A molecular interaction field describing nonconventional intermolecular interactions and its application to protein-ligand interaction prediction.

Nonconventional noncovalent interactions such as CH/O, CH/π, and halogen bonds play important roles in molecular recognition in biological systems and have been increasingly exploited in structure-based drug design. In silico approaches that consider these interactions would be an effective strategy for drug discovery. The computation of the molecular interaction field (MIF), which is a three-dimensional (3D) potential map describing the interactions formed around a target compound, would assist the design of molecules that bind to the target biomolecule via nonconventional interactions.
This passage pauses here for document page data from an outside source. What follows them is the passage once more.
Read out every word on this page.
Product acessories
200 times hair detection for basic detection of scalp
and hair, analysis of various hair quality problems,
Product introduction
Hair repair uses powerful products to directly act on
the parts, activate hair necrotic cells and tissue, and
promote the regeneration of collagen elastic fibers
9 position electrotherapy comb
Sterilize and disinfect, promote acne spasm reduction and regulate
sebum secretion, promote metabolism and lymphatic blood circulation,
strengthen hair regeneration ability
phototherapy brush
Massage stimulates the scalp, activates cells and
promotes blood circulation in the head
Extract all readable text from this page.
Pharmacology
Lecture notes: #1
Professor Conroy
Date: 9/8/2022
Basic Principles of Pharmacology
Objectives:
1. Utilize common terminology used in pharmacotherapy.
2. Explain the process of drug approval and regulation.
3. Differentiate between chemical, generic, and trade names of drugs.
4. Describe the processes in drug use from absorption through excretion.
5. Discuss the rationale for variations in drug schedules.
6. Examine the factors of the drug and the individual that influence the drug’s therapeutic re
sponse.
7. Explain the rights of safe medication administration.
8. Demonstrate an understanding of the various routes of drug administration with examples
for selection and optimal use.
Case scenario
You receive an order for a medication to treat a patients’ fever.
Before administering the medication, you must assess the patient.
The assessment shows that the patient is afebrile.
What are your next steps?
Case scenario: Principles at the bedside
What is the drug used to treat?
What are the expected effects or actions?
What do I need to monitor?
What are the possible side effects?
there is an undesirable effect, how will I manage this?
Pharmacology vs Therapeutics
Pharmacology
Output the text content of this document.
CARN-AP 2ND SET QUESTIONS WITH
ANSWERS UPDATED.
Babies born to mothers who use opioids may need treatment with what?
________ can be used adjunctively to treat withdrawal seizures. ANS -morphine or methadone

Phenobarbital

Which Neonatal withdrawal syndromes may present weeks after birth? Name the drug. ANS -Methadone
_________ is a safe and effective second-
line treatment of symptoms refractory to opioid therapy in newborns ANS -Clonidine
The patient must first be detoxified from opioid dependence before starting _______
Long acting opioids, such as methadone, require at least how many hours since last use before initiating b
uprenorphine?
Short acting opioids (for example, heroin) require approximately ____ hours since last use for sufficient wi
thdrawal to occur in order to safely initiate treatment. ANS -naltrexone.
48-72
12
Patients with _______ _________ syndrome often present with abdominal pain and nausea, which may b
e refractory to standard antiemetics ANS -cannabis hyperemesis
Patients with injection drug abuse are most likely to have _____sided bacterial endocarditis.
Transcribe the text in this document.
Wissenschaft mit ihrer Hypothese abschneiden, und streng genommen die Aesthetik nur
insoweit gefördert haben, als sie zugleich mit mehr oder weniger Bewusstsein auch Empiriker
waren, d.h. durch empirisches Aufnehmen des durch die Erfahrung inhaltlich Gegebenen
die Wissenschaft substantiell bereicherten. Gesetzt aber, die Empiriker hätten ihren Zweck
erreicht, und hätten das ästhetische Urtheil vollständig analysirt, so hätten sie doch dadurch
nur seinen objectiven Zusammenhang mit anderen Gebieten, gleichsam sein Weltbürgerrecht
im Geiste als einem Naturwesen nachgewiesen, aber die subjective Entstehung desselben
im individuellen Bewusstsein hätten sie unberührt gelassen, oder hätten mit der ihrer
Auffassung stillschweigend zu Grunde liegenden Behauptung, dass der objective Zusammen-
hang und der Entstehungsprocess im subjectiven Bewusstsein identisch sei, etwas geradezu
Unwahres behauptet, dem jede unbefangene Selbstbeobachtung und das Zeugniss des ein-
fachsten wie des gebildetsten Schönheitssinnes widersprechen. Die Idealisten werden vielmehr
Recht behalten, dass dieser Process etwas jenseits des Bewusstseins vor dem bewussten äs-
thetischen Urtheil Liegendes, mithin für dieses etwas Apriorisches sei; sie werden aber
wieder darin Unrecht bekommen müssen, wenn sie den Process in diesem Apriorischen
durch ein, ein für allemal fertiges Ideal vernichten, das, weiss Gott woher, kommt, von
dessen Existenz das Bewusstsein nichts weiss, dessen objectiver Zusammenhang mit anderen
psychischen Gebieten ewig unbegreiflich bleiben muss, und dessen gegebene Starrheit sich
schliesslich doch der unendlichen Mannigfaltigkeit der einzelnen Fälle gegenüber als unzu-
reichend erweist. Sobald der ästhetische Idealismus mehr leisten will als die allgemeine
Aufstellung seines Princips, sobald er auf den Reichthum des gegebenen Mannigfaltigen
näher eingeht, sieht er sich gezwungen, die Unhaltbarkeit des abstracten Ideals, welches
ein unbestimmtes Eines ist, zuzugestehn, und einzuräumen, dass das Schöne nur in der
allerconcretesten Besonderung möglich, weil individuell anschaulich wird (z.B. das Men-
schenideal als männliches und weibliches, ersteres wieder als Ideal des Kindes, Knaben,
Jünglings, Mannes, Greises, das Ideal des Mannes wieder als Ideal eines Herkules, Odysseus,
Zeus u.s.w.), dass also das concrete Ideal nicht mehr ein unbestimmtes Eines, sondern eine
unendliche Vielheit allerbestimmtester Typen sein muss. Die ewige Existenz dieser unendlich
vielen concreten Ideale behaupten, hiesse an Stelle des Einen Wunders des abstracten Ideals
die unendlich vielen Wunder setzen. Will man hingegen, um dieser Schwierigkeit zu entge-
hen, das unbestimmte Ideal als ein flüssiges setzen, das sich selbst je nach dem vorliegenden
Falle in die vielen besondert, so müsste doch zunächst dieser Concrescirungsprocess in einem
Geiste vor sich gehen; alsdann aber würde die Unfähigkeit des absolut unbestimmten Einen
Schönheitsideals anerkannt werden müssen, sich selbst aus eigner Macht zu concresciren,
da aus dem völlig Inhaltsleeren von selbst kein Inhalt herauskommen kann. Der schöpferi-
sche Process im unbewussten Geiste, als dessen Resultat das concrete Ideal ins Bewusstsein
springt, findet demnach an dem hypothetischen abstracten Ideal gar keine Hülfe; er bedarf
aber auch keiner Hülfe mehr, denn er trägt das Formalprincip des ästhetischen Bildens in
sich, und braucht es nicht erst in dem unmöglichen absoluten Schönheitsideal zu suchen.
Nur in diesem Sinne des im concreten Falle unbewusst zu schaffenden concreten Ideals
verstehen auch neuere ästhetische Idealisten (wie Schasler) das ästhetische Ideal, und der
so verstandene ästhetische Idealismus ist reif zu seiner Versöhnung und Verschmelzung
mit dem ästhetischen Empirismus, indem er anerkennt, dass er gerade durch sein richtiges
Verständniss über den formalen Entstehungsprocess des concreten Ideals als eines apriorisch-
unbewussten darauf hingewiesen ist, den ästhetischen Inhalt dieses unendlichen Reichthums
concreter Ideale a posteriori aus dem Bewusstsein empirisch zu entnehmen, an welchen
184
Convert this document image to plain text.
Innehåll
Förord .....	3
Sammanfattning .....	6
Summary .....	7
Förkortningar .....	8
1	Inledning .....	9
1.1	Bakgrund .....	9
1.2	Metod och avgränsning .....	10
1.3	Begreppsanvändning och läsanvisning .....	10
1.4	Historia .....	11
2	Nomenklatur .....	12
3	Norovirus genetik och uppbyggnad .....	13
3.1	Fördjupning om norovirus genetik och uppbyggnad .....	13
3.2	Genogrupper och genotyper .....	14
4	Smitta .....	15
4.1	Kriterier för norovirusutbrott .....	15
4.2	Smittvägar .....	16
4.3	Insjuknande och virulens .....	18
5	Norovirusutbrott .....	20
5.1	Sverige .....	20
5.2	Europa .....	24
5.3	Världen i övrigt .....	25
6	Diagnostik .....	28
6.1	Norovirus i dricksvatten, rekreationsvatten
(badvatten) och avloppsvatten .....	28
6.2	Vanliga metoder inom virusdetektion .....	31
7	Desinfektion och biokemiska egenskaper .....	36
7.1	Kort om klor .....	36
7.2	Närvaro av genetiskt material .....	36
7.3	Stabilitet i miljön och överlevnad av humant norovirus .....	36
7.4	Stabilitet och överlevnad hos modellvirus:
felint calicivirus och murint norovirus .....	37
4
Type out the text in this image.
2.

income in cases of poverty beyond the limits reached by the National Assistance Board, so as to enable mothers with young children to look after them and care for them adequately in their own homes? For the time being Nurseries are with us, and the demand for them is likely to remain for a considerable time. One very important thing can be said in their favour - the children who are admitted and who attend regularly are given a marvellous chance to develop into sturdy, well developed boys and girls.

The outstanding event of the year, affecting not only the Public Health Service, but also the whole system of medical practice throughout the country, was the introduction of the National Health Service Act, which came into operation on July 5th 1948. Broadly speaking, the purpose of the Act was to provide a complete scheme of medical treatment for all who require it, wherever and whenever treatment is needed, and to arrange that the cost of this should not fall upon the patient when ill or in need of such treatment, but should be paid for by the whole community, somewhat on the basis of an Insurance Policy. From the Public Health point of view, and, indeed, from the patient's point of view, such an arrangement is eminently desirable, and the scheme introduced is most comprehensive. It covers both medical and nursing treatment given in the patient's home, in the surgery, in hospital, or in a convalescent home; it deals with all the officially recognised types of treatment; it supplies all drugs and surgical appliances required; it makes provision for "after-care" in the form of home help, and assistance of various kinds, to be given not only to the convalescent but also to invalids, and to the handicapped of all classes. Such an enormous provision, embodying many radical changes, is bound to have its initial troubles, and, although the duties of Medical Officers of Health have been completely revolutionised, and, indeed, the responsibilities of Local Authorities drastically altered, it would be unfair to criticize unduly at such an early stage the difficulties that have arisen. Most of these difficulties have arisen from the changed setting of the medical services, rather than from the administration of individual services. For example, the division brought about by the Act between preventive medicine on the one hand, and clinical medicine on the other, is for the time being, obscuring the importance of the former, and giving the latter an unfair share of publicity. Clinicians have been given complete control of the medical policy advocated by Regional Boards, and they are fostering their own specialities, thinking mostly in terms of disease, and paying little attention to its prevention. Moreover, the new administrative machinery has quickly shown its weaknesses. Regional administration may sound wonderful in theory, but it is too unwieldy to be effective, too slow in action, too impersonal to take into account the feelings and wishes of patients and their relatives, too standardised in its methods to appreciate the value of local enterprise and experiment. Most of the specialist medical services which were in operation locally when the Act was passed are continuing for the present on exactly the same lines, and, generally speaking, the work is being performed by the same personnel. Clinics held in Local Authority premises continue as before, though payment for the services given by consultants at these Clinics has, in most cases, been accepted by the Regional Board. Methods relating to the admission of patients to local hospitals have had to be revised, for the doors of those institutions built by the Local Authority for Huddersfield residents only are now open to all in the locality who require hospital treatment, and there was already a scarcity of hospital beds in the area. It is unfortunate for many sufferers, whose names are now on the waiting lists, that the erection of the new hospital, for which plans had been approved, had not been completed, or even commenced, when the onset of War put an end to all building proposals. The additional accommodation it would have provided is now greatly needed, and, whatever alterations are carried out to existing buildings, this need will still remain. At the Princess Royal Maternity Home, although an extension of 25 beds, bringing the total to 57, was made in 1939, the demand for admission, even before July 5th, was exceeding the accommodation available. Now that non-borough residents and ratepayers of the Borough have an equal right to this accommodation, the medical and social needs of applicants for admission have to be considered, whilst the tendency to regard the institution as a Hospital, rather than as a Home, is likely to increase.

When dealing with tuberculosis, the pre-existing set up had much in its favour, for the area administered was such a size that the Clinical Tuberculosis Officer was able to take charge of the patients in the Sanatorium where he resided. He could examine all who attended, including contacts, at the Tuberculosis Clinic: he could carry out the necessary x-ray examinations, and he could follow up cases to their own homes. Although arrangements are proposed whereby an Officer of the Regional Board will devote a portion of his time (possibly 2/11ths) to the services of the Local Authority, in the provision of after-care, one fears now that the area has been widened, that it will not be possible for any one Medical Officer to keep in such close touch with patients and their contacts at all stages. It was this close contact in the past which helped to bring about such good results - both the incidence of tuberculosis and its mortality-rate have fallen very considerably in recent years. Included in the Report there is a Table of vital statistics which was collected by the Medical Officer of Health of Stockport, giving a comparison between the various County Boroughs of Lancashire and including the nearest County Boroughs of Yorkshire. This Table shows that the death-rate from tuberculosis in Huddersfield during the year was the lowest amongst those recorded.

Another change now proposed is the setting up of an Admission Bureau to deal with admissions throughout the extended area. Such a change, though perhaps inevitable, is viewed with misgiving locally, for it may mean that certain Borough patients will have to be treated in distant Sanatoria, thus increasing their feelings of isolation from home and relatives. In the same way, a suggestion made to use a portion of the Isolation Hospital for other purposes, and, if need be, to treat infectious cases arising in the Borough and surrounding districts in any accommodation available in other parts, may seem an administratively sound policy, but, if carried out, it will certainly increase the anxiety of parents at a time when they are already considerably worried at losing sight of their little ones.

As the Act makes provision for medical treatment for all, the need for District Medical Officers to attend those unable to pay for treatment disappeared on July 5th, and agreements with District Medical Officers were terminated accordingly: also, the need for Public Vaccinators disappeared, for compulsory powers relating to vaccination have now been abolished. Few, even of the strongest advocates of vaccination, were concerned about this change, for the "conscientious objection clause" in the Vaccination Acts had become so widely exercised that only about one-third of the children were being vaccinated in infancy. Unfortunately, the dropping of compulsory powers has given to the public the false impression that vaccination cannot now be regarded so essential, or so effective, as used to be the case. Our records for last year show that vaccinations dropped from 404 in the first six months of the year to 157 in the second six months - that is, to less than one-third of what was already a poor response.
In this study, we developed a novel MIF calculation method that describes nonconventional interactions. This method evaluates the MIF as the interaction energy between the target ligand molecule and probe molecule. To describe the nonconventional interactions, our method employs quantum chemical calculations with four types of probe molecules. The calculated MIFs for casein kinase 2 (CK2) inhibitors correctly identify the halogen bond, CH/π, and CH/O interactions formed in the CK2/inhibitor complexes. Additionally, we have developed a method for calculating the protein–ligand interaction energy (Eint) based on the MIF and a coarse-grained protein model. The calculated interaction energies for CK2 inhibitors correlate with the experimental log(Ki) values. Thus, MIF and Eint obtained by our method show promise as descriptors for protein-ligand interaction prediction by considering nonconventional noncovalent interactions.